Good questions equal good advice

By Harold Geller | November 9, 2009 | Last updated on November 9, 2009
3 min read

It should go without saying that financial advisors have a duty to know their clients. This means that they must inquire about their clients’ financial circumstances. How can a financial advisor go about this process without being intimidating and yet still manage to get the information they need to provide good advice? The answer may be as simple as asking the right questions to begin with.
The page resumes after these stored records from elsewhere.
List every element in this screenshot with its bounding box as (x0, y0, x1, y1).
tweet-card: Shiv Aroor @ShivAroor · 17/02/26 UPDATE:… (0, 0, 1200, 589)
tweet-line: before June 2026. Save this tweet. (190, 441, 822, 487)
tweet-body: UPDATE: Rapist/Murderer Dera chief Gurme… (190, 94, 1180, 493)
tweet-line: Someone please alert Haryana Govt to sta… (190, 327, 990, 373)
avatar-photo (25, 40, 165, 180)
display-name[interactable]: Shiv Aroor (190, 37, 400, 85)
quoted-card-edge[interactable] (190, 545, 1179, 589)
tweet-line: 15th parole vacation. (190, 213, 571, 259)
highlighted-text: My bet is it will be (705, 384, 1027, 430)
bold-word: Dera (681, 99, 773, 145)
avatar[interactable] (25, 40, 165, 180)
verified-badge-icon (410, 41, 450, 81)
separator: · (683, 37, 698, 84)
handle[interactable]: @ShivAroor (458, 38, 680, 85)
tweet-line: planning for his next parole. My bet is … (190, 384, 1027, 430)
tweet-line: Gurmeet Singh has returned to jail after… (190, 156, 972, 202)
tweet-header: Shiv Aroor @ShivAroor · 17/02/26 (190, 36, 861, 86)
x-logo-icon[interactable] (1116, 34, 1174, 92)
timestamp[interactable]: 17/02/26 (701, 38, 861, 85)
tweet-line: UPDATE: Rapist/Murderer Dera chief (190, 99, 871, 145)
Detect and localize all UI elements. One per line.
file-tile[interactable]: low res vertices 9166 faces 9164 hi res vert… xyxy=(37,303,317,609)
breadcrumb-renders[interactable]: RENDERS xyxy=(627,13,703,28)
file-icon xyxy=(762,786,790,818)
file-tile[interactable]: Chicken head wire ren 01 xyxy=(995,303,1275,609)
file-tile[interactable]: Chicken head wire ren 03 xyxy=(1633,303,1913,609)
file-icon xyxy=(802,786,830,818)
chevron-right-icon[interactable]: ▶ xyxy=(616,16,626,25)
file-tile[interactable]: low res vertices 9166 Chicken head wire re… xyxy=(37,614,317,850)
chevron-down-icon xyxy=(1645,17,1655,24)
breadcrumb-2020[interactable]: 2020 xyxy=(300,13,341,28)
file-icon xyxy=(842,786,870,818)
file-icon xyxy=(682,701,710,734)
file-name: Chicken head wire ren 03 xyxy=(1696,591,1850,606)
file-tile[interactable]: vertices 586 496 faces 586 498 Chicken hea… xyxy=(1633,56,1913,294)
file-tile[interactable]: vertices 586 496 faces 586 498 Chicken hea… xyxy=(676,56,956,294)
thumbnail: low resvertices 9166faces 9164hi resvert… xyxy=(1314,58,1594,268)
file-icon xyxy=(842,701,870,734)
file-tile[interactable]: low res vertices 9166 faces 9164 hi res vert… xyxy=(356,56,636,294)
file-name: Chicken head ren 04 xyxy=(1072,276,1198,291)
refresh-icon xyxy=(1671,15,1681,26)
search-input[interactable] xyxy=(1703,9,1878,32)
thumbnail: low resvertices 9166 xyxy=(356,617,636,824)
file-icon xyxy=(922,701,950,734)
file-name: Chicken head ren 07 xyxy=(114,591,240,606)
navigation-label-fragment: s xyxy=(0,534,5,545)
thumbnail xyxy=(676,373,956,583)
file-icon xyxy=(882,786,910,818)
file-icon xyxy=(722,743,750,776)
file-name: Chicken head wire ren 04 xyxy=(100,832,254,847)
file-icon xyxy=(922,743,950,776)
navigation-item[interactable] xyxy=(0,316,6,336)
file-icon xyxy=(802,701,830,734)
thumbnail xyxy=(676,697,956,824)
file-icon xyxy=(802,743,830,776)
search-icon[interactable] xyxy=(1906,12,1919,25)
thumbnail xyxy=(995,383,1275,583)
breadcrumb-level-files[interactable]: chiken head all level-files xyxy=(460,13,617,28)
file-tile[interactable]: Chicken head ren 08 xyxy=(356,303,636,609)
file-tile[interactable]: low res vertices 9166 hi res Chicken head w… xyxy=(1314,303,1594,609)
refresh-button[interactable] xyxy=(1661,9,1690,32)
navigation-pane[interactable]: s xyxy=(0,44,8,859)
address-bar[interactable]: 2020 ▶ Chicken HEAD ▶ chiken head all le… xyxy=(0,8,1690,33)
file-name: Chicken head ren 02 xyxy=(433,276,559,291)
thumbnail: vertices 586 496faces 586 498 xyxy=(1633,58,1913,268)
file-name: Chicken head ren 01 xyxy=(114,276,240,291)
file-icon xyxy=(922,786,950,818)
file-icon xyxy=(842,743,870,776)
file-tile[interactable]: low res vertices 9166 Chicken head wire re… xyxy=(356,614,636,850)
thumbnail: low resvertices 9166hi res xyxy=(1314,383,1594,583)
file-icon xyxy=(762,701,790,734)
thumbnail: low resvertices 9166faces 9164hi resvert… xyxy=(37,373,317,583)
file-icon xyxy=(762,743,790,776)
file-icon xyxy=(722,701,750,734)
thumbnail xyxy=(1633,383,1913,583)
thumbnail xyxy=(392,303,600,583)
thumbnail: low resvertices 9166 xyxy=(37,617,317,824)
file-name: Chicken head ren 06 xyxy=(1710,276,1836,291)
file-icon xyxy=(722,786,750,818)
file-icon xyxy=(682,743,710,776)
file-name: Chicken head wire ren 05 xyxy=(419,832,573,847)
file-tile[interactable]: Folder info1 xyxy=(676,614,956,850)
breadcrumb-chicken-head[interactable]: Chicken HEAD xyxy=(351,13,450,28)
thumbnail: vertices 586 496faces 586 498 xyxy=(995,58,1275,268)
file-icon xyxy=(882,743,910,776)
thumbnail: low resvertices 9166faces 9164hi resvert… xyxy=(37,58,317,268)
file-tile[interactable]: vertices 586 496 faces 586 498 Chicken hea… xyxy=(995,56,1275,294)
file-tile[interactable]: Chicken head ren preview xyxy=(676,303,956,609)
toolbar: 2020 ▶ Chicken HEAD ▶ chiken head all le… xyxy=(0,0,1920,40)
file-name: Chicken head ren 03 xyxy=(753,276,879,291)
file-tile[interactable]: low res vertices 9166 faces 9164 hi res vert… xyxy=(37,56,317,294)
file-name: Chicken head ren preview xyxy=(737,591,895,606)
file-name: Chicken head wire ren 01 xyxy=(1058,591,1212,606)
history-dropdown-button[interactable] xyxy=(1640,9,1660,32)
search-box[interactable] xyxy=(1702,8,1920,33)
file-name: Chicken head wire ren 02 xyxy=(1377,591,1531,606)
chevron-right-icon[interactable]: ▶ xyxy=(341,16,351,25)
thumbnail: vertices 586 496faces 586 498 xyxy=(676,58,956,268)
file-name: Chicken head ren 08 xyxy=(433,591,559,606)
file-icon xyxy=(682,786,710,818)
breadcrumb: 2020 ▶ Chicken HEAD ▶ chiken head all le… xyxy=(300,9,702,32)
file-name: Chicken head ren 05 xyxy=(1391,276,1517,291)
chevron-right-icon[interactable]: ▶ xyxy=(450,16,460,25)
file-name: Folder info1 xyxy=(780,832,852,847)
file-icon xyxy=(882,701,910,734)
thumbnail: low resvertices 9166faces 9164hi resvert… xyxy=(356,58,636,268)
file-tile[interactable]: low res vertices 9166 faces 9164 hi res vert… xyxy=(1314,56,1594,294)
Some truths are self-evident

Financial advisors often complain that had they possessed a specific piece of information they would have given different advice. Clients often complain they had no idea the financial advisor needed the missing piece of information. Whose fault is this failure to communicate?

Laying blame

If we start with the belief that the financial advisor is a professional trained in the technique of gleaning information from clients and that the client must always provide appropriate information as requested, the fault for a missing piece of information should be laid at the feet of the financial advisor. What kind of questions then are likely to solicit accurate and complete information from the client?

Just answer the question

Closed questions to which the answer is simply “yes” or “no” are generally not good practice as they assume too much and glean answers that are not very revealing. By asking open-ended questions, an advisor can elicit far more information and therefore serve their client better.

That nasty word “risk” again

“Risk” is a word well understood in the English language but not well understood in the lexicon of the financial world. No universally accepted definition of risk exists in the industry and a review of the various “Know Your Client” forms used by financial advisors highlight the broad differences among the applications. What does a client tell a financial advisor in response to the question…Would you categorize your risk tolerance is being high, medium, or low? The client may not understand what “risk tolerance” means, and may not understand the difference among the three choices. Being Canadian, the odds are that clients will select “medium”. As a nation, we hate to be anything other than “average” and financial advisors must account for this cultural inclination.

What about investment objectives?

Financial advisers should take the time to prepare their questions in a manner intended to obtain useful facts and not simply to fill out a form. A question like…What are your goals? will draw out information about retirement, gifting, major purchases, children, spouses, travel, education and possibly other major expenditures. Are your objectives capital appreciation, income, preservation of capital or speculation? will elicit a dramatically different response that in the end may be entirely meaningless.

Gauging sophistication

Does it make sense for a financial advisor to ask the client…How sophisticated are you? If the client understands the question, the client must respond…In relation to what or whom? The financial advisor should ask not only what securities the client has purchased or sold in the past but also determine the investment experience of the client. The relationship between the client and former advisors may have been limited to the client buying whatever the advisor suggested, with the client not learning anything in the process. Only a proper and open-ended question can determine the sophistication level of a client and only the financial advisor has the experience and training to judge this.

Conclusion

Any computer can identify that a person with $10 million in assets and no debt can risk a 10% loss whereas someone with $100,000 in assets and who is also debt-free may not be able to sustain any loss. Only a professional financial advisor has the education, experience and knowledge to probe meaningfully into the circumstances and sophistication of the client to determine their risk profile and ultimately suggest appropriate investments. This process requires careful, open-ended questions to procure an accurate profile. At the same time, the advisor must always remember to educate the client by communicating sufficient information to so that an informed decision can be made. The ability to help clients have a role in their own financial planning is the ‘value add’ that a professional advisor brings to the table and the ability to ask good questions is invaluable in this process.